If we require that every kernel reply to each broadcast
inquiry involved in deadlock detection, we can get a formally
correct solution. The replies are either "not involved",
which means that this kernel has no processes satisfying the
inquiry, or "no deadlock", as above, or "blocked" if, for
every blocked process running under this kernel, all replies
have been received and none say "no deadlock".
PROBLEM 1 PART B
If the kernels maintain, for each each incoming message
queue, a table of which processes have links to that queue,
then instead of broadcasting inquiries to every other kernel,
messages will be transmitted only to those kernels that are
relevant, and those messages will identify what processes are
involved.
The solution given in part A scales poorly because the
amount of broadcast traffic grows with the system size. The
solution involving inverted link tables scales far better
because each process will typically have to pass on deadlock
inquiries to a limited number of other processes and await
replies from only those processes.
PROBLEM 1 PART C
When a link is moved to a new process's link table (by
being included in a message), or when a link is deleted
from the link table of some process, a message must be sent
to the kernel managing the process that is the target of the
link telling it about the change.
PROBLEM 2
If scatter-gather primitives in the DMA hardware are
available, the actual data need not be copied several times,
with different headers and/or trailers. Trailers, headers
and data can be picked from different memory addresses and
assembled/disassembled as necessary, without multiple copies
of common parts. This is possible for layers that don't
change the actual data. For example, in the ISO/OSI protocol
the presentation level might perform data conversion.
PROBLEM 3
In a system in which every machine is expected to suffer
many transient failures, stable storage could be implemented
as follows:
In addition to duplicating the stable storage on machines
that are unlikely to have correlated failures, the stable
storage must be checked periodically. If, on checking, one
of the copies is found to have been corrupted (as evidenced
by a parity error or invalid checkusm) a correct copy is used
to fix the error.
There must be at least two processes prepared to make
periodic checks (since the transient failures could kill one
of these processes), and if one of these processes detects
that the other is dead, it must restart it.
Given that failures to any memory cell occur randomly
once every f seconds, the rate at which copies are checked
should be somewhat more frequent than once every f seconds.
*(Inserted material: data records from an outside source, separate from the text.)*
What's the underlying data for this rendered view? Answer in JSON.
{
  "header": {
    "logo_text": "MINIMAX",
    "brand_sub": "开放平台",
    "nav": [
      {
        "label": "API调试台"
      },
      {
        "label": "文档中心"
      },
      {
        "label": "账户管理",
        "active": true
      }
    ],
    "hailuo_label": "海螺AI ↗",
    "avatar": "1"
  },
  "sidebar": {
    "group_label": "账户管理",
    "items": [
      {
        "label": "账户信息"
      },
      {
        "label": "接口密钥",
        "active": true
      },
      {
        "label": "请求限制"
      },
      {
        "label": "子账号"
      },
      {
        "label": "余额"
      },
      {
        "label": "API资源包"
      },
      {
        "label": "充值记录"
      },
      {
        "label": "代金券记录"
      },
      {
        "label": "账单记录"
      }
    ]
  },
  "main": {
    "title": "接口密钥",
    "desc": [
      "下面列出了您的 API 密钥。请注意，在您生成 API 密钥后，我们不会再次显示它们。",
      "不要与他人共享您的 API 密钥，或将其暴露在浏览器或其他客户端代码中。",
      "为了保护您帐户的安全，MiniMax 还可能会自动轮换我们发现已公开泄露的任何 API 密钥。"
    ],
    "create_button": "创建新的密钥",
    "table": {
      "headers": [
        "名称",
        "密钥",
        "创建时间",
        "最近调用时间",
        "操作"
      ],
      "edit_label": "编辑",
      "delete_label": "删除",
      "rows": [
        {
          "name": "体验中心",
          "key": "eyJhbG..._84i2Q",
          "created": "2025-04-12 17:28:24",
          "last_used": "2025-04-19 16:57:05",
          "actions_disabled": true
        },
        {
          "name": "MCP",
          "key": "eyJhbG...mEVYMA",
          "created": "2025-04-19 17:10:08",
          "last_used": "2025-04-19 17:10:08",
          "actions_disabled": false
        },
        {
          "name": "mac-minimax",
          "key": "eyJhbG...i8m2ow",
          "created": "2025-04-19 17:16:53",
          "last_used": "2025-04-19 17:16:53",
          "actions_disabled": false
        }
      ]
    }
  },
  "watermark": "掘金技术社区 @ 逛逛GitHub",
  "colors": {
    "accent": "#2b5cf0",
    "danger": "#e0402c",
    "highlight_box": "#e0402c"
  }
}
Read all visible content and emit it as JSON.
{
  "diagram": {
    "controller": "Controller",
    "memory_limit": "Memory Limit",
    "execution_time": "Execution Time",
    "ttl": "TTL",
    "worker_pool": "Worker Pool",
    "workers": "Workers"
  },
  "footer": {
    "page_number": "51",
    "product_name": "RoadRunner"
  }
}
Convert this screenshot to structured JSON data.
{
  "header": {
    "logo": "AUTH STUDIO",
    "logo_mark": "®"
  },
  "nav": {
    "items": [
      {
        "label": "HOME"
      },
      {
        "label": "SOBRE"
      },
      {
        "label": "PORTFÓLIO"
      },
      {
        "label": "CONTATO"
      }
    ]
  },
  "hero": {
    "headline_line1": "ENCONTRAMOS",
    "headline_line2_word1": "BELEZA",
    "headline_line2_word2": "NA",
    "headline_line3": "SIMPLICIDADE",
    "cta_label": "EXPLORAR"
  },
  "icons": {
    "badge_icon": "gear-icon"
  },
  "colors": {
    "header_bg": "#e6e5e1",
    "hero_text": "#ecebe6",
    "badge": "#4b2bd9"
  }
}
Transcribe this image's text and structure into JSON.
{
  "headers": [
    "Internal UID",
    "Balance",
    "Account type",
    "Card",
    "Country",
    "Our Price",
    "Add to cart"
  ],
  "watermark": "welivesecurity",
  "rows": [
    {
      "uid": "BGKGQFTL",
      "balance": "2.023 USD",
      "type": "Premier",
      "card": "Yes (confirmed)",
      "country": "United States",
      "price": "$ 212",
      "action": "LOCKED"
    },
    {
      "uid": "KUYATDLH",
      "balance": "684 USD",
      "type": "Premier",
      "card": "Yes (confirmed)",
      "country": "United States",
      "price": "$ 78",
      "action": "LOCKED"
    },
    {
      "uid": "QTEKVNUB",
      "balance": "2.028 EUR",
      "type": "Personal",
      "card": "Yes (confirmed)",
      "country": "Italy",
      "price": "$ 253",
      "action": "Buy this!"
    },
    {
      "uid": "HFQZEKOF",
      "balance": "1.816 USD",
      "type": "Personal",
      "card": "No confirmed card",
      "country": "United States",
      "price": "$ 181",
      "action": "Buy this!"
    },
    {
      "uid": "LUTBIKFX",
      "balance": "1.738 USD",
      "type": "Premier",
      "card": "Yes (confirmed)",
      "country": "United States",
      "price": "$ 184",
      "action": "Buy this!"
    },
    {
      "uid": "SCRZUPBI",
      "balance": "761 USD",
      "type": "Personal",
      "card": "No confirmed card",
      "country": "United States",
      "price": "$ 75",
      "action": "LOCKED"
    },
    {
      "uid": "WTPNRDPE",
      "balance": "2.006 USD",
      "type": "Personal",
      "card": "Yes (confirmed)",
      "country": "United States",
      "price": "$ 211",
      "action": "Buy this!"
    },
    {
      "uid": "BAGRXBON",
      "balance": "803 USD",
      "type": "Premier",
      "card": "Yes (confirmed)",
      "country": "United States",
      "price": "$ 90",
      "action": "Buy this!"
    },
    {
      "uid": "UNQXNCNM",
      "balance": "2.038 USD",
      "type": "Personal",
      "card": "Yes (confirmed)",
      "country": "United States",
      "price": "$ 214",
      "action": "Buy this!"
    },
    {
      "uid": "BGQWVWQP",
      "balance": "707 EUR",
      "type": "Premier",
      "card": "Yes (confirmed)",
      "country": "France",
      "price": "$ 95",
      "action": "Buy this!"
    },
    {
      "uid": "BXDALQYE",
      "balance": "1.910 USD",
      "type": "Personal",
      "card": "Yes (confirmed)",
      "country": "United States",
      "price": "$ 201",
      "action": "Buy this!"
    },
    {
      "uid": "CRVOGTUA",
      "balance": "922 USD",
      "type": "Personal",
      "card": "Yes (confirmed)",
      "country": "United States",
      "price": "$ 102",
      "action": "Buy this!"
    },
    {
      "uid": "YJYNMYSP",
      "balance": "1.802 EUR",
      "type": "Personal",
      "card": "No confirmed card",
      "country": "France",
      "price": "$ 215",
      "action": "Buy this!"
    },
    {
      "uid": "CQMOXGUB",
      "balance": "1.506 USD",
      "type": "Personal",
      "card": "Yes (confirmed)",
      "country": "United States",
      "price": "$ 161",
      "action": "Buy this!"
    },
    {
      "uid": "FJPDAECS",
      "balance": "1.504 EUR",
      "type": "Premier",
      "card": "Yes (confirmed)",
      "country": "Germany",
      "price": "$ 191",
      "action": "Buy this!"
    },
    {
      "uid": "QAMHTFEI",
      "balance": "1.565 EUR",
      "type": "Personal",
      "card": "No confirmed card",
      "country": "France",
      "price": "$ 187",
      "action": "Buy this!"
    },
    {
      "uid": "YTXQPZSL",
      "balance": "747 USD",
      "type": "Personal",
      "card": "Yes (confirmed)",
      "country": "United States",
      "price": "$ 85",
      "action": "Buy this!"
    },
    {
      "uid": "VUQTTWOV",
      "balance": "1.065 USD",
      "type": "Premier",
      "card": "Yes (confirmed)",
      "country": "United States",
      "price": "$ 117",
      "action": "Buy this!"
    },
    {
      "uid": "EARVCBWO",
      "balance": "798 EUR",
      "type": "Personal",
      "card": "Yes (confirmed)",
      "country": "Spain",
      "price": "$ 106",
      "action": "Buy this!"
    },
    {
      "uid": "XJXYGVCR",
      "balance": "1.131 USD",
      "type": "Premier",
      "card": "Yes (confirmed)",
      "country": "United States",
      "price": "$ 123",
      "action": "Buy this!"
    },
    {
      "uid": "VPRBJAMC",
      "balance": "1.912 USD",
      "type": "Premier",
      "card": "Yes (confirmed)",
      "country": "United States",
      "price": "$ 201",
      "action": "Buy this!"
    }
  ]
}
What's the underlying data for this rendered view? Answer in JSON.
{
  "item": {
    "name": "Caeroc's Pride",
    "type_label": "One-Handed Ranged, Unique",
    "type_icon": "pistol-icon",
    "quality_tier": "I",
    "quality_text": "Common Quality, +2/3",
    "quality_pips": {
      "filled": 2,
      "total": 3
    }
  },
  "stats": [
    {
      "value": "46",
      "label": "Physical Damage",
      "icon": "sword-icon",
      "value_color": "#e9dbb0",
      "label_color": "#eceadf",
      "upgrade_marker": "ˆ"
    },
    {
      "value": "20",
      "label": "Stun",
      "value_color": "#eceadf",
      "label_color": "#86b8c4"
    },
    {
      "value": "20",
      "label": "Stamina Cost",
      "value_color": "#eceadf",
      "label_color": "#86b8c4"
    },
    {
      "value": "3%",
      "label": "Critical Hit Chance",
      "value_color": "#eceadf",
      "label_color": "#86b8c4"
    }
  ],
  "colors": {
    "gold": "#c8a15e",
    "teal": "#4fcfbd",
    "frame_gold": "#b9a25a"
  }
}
With a sufficiently high rate of checking or a sufficiently
large number of copies, overall system reliability may be
made arbitrarily high.
PROBLEM 4 PART A
The pseudo-code for a nonblocking send using a blocking
send and threads:
nbsend(i,r) {
spawn(proc, i, r);
}
proc(i,r) { /* runs as a separate thread */
send(i,r);
die();
}
PROBLEM 4 PART B
The underlying system must schedule the threads to run
in the order of their creation, for the messages to be sent
in the intended order. The communication links have to be
FIFO links, for the messages to actually be received in the
order of transmission.
PROBLEM 4 PART C
Consider the following data structure for blocking
message exchange ports:
Blocking send( msg, queue )
transmit [msg,return-address] to queue
await reply
Blocking receive( msg, queue )
await [msg,return-address] from queue
send reply to return-address
A timeout-acknowledge scheme can be added to the send; this
requires that serial numbers be added.